Open Access News

News from the open access movement


Wednesday, January 26, 2005

Greenhouse predictions for 2005

From the Greenhouse Associates predictions for 2005:

#1. If you thought the internet has nearly all the information anyone could ever want, consider this: it's about to start adding high-value content that previously was not online, or that was undiscoverable because it was behind a "pay wall." Several initiatives are particularly noteworthy. Google Scholar, launched in 2004, is making premium content from some of the most important academic and scholarly sources discoverable via its search engine. While users will still need to pay for the content once they find it (at terms set by each content provider), the discoverability of such content enhances the value of the internet enormously, and could increase the number of customers for premium content. At the same time, universities and research institutions are becoming publishers by implementing institutional repositories that make articles from their researchers available online directly as a complement to aggregators. These types of initiatives will alter the value proposition of intermediaries, such as aggregators, as search engines take over the content discovery role that such intermediaries have provided heretofore. Another Google initiative is even more ambitious. It will begin digitizing the physical collections of five top libraries....The project eventually will allow an internet user to search inside millions of volumes, seeing the pages exactly as they appear in the original works, including illustrations, charts and photos. While this project won’t bring much content online this year, eventually it will add rare content to the internet and expand the frontiers of information available online.

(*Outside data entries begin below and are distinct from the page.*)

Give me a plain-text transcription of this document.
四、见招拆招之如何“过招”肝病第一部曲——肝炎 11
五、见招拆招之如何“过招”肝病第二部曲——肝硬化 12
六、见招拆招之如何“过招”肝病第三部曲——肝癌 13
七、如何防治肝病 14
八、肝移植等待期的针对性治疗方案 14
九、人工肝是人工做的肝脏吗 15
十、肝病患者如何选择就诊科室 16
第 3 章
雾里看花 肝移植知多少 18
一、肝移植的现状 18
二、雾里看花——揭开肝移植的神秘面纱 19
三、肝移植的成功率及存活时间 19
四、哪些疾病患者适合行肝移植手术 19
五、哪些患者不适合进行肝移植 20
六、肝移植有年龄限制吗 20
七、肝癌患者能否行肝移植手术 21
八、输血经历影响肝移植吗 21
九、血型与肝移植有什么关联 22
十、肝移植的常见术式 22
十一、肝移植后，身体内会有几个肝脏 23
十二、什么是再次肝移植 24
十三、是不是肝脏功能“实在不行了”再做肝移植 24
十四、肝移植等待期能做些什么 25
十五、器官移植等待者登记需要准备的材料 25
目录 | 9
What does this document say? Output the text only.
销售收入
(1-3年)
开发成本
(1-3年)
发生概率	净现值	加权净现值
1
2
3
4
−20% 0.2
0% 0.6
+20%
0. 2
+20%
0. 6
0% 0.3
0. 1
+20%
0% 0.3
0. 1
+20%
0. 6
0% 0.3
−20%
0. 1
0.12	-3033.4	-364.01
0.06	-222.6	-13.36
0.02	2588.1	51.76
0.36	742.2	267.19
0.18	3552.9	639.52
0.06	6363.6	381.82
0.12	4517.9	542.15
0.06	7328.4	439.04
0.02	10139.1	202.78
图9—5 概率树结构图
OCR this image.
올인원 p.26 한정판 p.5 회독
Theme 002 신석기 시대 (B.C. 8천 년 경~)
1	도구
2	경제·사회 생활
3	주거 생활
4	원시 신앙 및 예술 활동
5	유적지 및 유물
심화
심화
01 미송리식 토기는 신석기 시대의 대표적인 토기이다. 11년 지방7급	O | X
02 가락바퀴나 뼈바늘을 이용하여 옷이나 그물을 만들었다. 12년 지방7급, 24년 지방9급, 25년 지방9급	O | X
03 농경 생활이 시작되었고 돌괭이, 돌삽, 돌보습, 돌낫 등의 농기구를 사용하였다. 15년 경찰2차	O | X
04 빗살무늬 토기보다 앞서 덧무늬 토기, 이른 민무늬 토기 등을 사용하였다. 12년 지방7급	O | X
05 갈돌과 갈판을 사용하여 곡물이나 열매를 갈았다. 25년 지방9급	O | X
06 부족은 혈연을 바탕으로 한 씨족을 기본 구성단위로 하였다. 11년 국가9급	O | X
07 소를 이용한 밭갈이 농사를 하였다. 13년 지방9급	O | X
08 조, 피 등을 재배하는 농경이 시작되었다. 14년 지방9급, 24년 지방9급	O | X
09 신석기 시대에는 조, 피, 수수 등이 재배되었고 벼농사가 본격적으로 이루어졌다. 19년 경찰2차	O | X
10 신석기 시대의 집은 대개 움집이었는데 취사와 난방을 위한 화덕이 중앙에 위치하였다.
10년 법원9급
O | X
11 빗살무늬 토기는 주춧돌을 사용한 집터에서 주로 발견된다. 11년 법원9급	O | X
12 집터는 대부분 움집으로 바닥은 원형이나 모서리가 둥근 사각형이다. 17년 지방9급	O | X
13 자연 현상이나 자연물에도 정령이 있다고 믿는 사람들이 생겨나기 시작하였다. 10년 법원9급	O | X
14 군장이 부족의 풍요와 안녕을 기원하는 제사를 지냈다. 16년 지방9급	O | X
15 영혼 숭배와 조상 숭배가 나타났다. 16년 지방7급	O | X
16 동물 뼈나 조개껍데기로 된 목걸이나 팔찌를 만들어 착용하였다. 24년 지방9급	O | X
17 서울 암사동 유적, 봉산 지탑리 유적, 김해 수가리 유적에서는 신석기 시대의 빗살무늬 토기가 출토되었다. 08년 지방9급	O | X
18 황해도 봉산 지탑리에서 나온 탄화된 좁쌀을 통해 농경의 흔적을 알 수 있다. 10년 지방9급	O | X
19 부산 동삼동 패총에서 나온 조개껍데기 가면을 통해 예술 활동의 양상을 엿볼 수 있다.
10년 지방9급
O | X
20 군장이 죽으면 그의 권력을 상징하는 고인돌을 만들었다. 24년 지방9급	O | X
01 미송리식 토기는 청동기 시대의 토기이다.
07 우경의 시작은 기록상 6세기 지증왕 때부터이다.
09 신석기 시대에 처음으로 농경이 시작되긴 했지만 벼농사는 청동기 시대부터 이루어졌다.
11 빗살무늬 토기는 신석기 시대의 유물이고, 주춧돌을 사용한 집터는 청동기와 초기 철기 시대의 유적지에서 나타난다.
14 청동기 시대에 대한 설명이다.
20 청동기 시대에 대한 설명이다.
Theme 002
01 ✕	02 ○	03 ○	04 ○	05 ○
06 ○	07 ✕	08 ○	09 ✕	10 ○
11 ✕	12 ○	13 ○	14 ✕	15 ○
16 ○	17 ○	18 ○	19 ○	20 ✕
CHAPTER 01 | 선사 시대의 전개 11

#8...A number of major city libraries and state library consortia have cut deals to allow their patrons free access to premium databases from such providers as Thomson and EBSCO, among others. Importantly, these deals allow library patrons to access the databases from outside the walls of the libraries -- via the internet, with a library card number. So far, public access to such databases seems to remain a well-kept secret. Sooner or later, though, savvy politicians will try to take credit for it and the word certainly will get out.